Pourquoi nous marchons jusqu’à Brasilia (2)

Ceci sera le second motif de notre marche. Nous savons que la réalisation de la réforme agraire n’est pas qu’une question de volonté politique ou d’engagement personnel du président. Elle dépend de la politique économique. Elle dépend d’un projet national de développement. Et nous marcherons, alors, pour aller à Brasilia dire au gouvernement de changer sa politique économique, s’il veut viabiliser la réforme agraire et résoudre les problèmes du peuple.

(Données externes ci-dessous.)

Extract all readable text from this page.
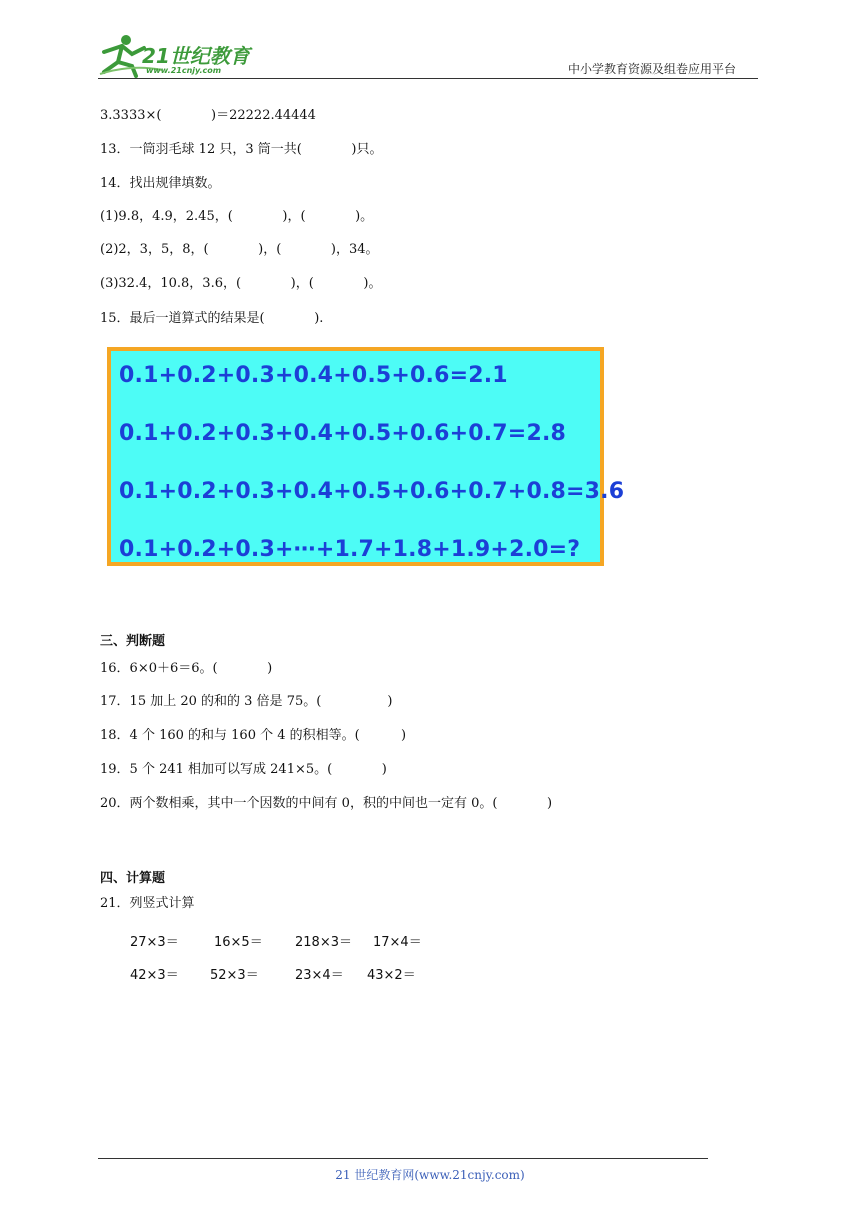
21世纪教育
www.21cnjy.com	中小学教育资源及组卷应用平台
3.3333×(            )＝22222.44444
13．一筒羽毛球 12 只，3 筒一共(            )只。
14．找出规律填数。
(1)9.8，4.9，2.45，(            )，(            )。
(2)2，3，5，8，(            )，(            )，34。
(3)32.4，10.8，3.6，(            )，(            )。
15．最后一道算式的结果是(            ).
0.1+0.2+0.3+0.4+0.5+0.6=2.1
0.1+0.2+0.3+0.4+0.5+0.6+0.7=2.8
0.1+0.2+0.3+0.4+0.5+0.6+0.7+0.8=3.6
0.1+0.2+0.3+⋯+1.7+1.8+1.9+2.0=?
三、判断题
16．6×0＋6＝6。(            )
17．15 加上 20 的和的 3 倍是 75。(                )
18．4 个 160 的和与 160 个 4 的积相等。(          )
19．5 个 241 相加可以写成 241×5。(            )
20．两个数相乘，其中一个因数的中间有 0，积的中间也一定有 0。(            )
四、计算题
21．列竖式计算
27×3＝	16×5＝ 218×3＝ 17×4＝
42×3＝ 52×3＝	23×4＝ 43×2＝
21 世纪教育网(www.21cnjy.com)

Nous savons tous que l’actuelle politique économique est la continuité de la politique néo-libérale du gouvernement précédent. Les mandataires du ministère des Finances et de la Banque centrale sont les mêmes tucanos* d’il y a huit ans. Cette politique qui se base sur la priorité de l’excédent primaire, sur des taux d’intérêt élevés et sur la stimulation des exportations n’a pour résultat que des bénéfices fantastiques pour les banques et les transnationales, une concentration du revenu et une augmentation du chômage. Il suffit de lire les journaux, pas besoin d’être un économiste pour en comprendre la nature.

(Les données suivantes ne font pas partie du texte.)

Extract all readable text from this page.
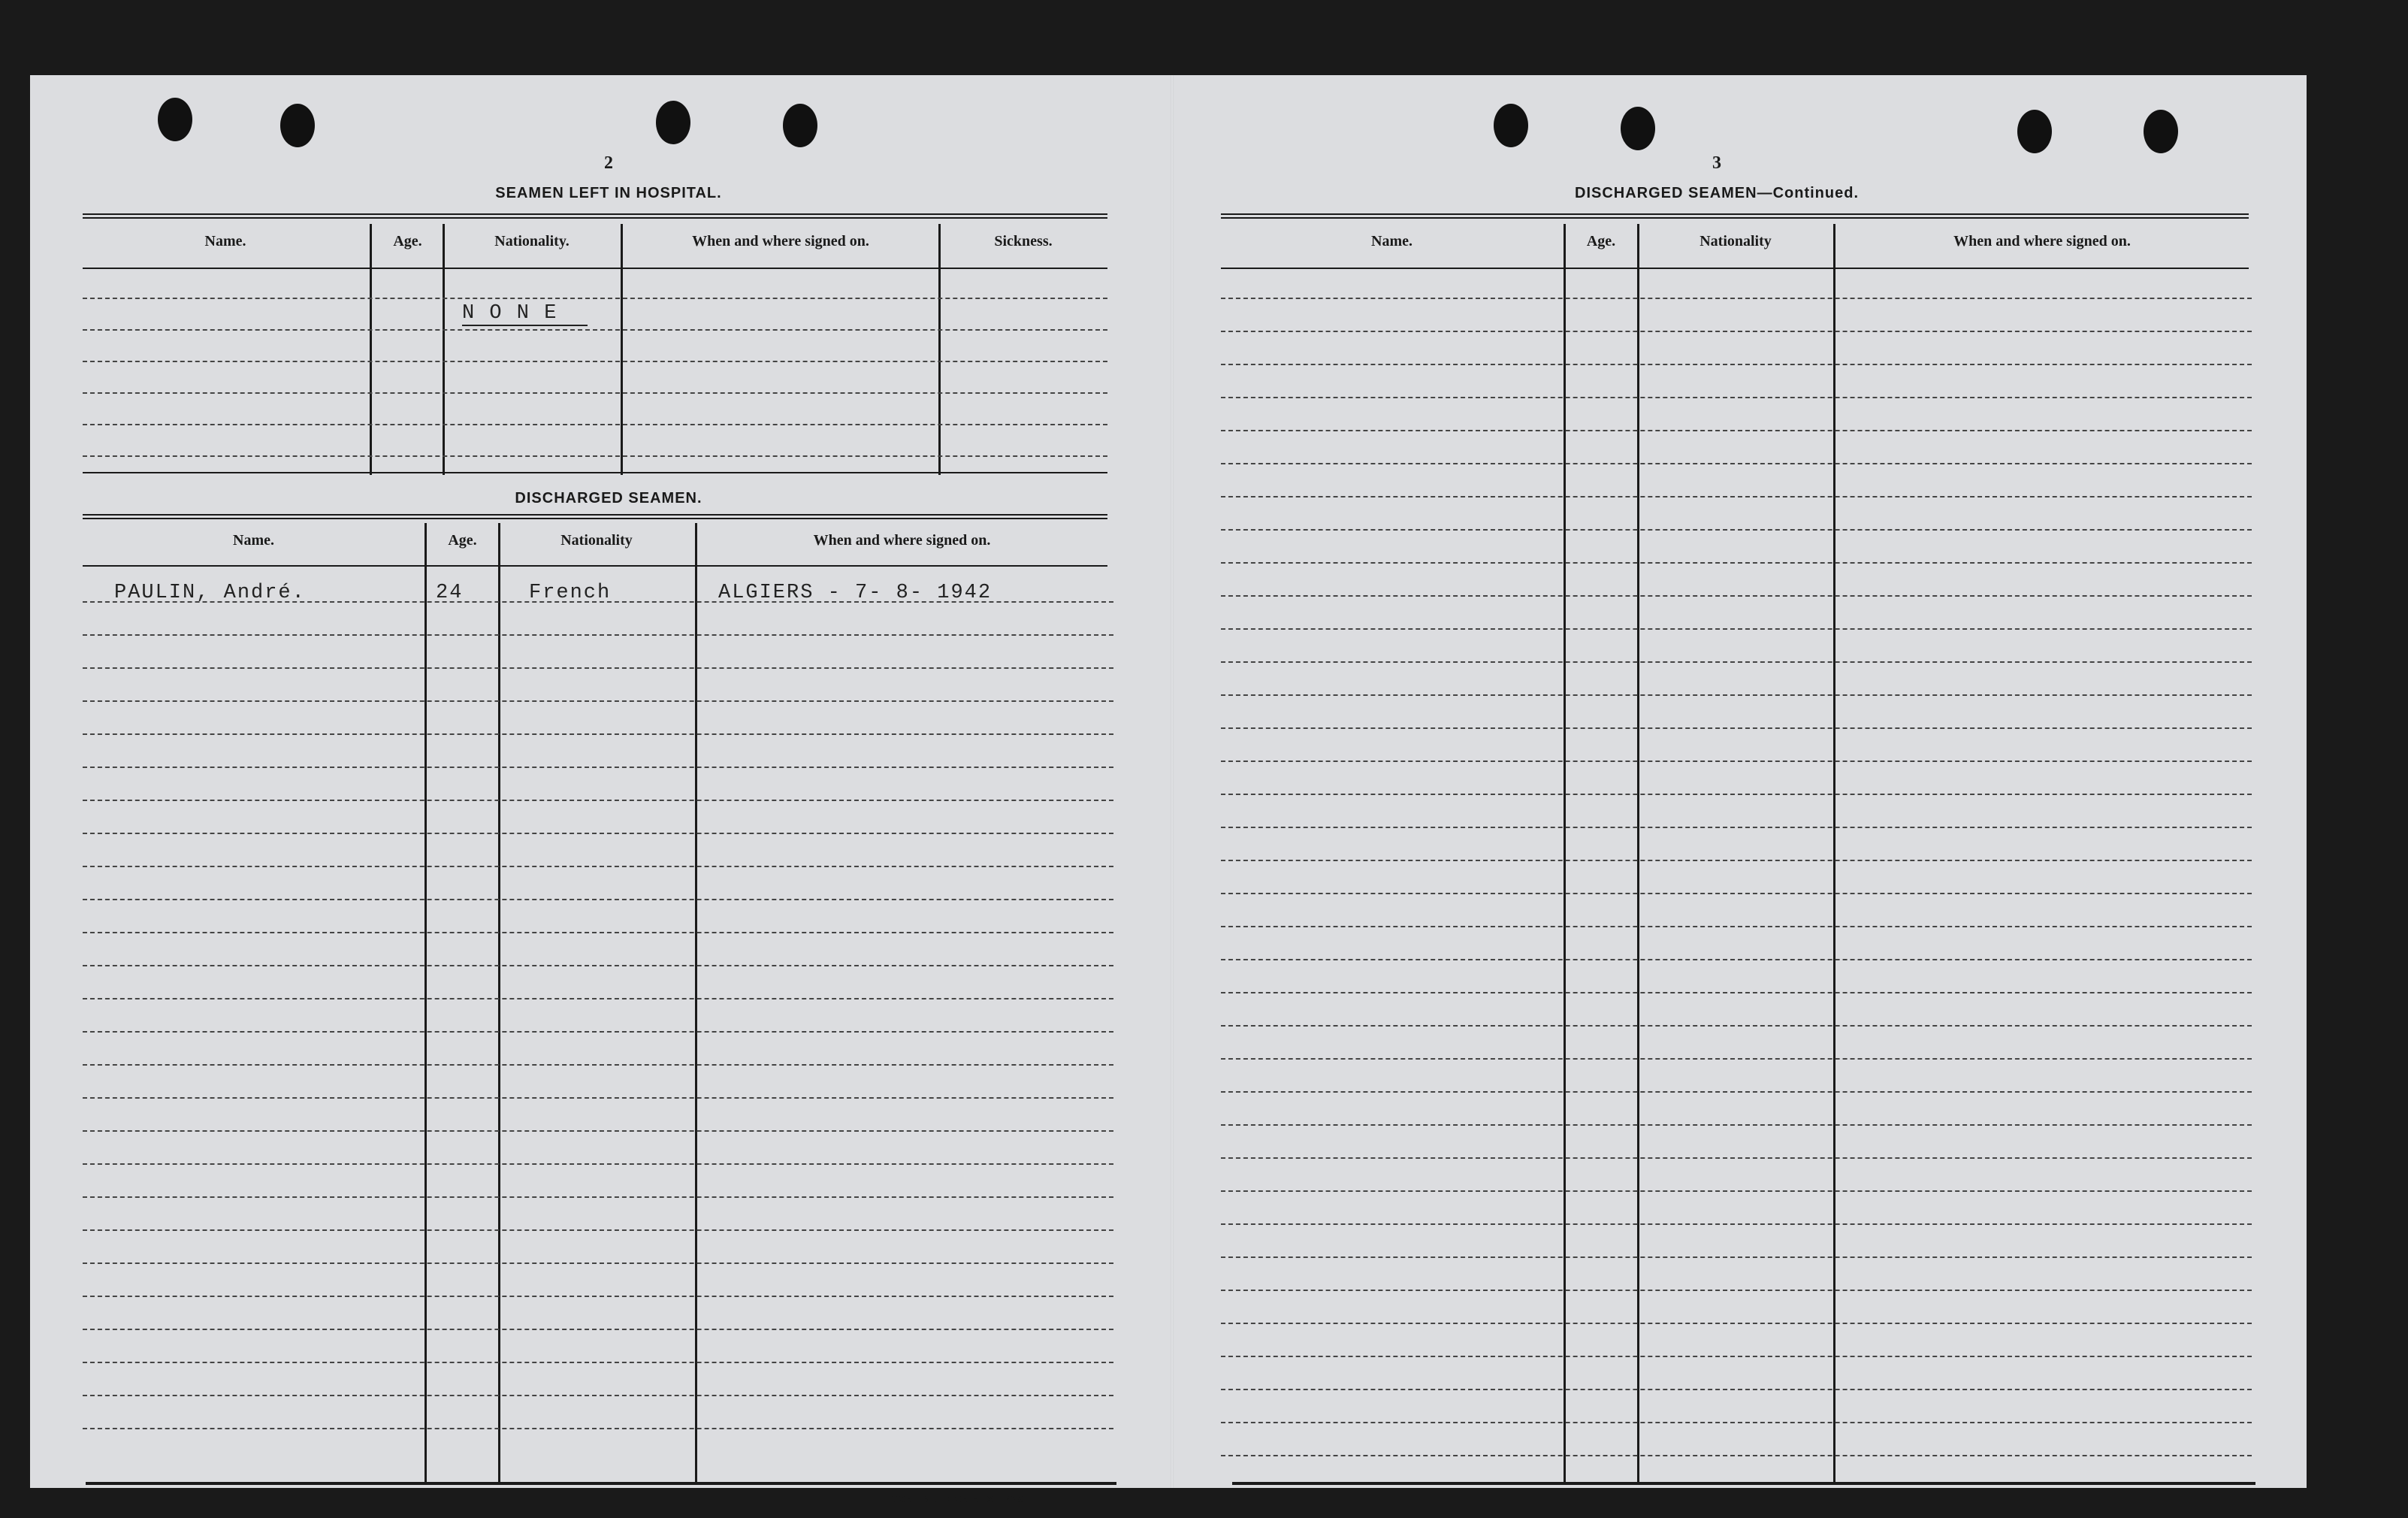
2
SEAMEN LEFT IN HOSPITAL.
Name.	Age.	Nationality.	When and where signed on.	Sickness.
N O N E
DISCHARGED SEAMEN.
Name.	Age.	Nationality	When and where signed on.
PAULIN, André.	24	French	ALGIERS - 7- 8- 1942
CONTINUED ON NEXT PAGE.
3
DISCHARGED SEAMEN—Continued.
Name.	Age.	Nationality	When and where signed on.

Nous allons à Brasilia dire qu’il est temps d’utiliser les 60 milliards de réais de l’excédent primaire dans des investissements qui garantissent un emploi pour tous, dans l’éducation, dans l’université publique et dans la santé publique. Nous allons dire que, s’ils veulent tant imiter les Etats-Unis, ils doivent adopter leur taux d’intérêt, qui n’est que de 2,5%, et non de 19% comme ici. Nous allons à Brasilia dire que notre peuple mérite un salaire minimum digne. Des économies plus pauvres et plus petites comme l’Argentine et le Paraguay paient des salaires minimums autour de 500 réais. Pourquoi l’économie brésilienne ne peut-elle pas payer des salaires semblables ? Tous les médias des élites, tous les chefs d’entreprises disent hypocritement défendre la redistribution du revenu, mais l’augmentation du salaire minimum est la mesure la plus efficace pour redistribuer le revenu. Pourquoi ne l’acceptent-ils pas ? Nous allons à Brasilia défendre l’idée que notre peuple ne se libèrera de la pauvreté et de l’inégalité sociale que si le gouvernement donne la priorité à la majorité de fait, et garantit que tout jeune ait accès à l’université publique et gratuite. De nouveau, les élites acceptent la thèse selon laquelle l’éducation doit être une priorité, mais ils n’acceptent pas que le gouvernement cesse de payer les dettes interne et externe pour investir dans l’éducation.

Nous allons à Brasilia défendre l’idée qu’il faut un audit de la dette externe, pour que le peuple sache ce qui a déjà été payé, et ce que nous continuons à payer inutilement. Alors que notre peuple envoie chaque année des richesses pour plus de 50 milliards de dollars vers l’extérieur, notre élite garde 85 milliards de dollars déposés sur des comptes à l’étranger. La Constitution brésilienne permet la réalisation d’un audit de la dette externe. Mais dans ce cas précis, personne n’exige le respect de la Constitution !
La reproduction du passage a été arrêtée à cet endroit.